The book’s final section is called “The Years of Consolidation.” Clearly, maintaining organization qua organization always came first. The IWA’s later iterations were pragmatic, conservative in the main, and given to centralizing approaches, such as federations. In 1889 the International Workers’ Congress came into being, a sort of reassembled IWA. In fact, it was referred to as the Second International. The center of gravity shifted by the end of the century to Berlin, and Germany’s well-heeled unions.

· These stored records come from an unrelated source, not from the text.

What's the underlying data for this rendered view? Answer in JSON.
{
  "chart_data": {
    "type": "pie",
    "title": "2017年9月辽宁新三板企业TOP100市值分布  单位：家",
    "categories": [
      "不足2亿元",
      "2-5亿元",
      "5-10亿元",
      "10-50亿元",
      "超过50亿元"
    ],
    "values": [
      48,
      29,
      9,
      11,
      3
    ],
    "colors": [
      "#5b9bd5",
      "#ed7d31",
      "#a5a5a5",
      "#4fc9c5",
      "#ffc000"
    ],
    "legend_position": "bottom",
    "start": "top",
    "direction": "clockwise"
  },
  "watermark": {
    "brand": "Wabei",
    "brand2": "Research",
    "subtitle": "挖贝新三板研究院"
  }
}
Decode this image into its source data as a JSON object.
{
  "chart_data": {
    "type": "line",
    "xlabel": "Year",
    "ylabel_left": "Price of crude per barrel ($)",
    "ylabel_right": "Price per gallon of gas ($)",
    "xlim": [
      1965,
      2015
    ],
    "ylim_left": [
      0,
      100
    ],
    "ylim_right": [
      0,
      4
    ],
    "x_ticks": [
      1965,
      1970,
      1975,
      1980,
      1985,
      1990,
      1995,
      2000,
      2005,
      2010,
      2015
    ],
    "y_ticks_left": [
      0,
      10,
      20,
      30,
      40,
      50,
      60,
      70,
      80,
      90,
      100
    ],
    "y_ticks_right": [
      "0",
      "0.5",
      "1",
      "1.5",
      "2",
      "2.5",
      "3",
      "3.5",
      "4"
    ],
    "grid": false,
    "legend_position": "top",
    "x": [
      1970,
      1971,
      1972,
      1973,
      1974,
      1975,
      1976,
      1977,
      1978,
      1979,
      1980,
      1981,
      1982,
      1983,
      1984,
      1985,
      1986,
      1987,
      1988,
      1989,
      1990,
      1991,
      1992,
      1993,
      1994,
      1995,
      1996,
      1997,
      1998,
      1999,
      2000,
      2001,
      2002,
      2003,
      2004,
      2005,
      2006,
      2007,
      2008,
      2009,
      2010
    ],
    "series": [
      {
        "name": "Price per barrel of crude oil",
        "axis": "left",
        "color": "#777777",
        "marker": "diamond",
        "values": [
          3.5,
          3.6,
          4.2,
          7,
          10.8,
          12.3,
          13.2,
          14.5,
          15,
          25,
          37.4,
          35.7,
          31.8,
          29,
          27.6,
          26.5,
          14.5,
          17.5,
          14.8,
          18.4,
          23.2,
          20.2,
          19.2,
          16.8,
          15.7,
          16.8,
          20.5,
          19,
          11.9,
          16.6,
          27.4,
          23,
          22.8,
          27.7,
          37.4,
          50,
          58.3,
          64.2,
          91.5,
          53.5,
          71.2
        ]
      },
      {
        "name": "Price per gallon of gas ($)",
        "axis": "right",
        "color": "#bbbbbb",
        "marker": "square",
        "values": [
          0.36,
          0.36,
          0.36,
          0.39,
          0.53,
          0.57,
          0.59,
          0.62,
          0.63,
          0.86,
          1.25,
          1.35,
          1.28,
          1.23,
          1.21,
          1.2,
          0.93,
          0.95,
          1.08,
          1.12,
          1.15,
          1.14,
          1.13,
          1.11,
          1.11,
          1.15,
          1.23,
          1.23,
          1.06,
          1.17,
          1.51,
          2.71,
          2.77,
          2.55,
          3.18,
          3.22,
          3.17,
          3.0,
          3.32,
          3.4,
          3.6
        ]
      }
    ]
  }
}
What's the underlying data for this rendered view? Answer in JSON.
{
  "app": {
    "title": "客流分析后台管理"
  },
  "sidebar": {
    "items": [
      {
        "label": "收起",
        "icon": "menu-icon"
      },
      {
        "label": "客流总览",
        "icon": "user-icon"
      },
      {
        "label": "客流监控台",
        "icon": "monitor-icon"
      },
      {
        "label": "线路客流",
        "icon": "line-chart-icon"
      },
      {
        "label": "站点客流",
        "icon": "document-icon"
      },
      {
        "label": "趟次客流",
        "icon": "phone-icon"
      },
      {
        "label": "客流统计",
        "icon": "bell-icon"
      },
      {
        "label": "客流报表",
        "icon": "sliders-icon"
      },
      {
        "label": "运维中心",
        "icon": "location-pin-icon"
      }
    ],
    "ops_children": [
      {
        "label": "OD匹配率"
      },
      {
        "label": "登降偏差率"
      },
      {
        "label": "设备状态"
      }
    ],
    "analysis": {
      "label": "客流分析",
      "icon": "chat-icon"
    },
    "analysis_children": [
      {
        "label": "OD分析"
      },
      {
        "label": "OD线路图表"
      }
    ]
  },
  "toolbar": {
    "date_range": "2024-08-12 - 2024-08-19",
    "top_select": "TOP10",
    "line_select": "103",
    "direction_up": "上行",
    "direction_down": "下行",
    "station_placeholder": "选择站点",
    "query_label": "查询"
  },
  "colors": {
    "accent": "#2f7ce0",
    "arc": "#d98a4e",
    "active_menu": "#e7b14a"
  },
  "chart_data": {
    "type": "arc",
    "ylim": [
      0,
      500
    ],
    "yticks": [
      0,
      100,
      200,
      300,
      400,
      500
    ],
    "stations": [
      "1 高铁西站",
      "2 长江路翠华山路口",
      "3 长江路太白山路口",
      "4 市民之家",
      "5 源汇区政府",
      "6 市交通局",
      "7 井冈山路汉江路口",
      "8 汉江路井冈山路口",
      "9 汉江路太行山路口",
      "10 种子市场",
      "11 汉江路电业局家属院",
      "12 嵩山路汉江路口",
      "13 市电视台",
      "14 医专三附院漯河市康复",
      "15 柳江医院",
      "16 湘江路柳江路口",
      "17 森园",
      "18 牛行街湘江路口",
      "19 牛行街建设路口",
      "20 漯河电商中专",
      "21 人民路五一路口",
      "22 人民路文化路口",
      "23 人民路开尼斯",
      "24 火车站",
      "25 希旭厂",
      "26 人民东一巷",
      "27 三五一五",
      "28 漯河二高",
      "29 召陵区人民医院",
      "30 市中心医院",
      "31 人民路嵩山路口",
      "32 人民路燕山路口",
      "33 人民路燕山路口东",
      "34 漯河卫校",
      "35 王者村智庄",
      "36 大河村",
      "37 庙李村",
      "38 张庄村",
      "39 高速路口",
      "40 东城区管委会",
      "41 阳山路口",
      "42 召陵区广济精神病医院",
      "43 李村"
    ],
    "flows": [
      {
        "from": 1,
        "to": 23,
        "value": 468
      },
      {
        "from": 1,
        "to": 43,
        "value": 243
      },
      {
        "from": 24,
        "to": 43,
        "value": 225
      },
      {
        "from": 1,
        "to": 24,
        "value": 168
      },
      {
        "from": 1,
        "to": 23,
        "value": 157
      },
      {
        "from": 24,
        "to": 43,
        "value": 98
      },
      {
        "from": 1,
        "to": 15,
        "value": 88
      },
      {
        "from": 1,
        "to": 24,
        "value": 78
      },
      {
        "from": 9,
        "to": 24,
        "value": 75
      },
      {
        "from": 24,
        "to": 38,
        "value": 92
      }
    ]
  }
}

Struggle and Mutual Aid is not much concerned with context, including the significant radical currents of the times. Thus the book, while informative, lacks depth, focusing too much on organizational minutiae. The massification of workers was steadily on the rise, with the steady rise of industrialism. Delalande sees a symmetry of labor and capital, counterparts in an overriding process. Again, there is a fixation with organization (e.g., “the social conflicts [of the decade] of the 1900s clearly showed the new breadth of international worker solidarity and the variety of its outlets, as well as the concentration of its original focus”). Nineteenth-century globalization “produced many new types and conditions of international solidarity.” In other words, it is global capital that shapes labor’s forms, not independence from it.

In a concluding, sweepingly uncritical vein, the book’s final sentence sums up Delalande’s appraisal: “The integration of solidarity into the mechanisms of globalization remains more than ever the greatest task and duty of humankind.” Tell that to fishermen dispossessed by oil rigs or communities suffering from cancer caused by toxic waste.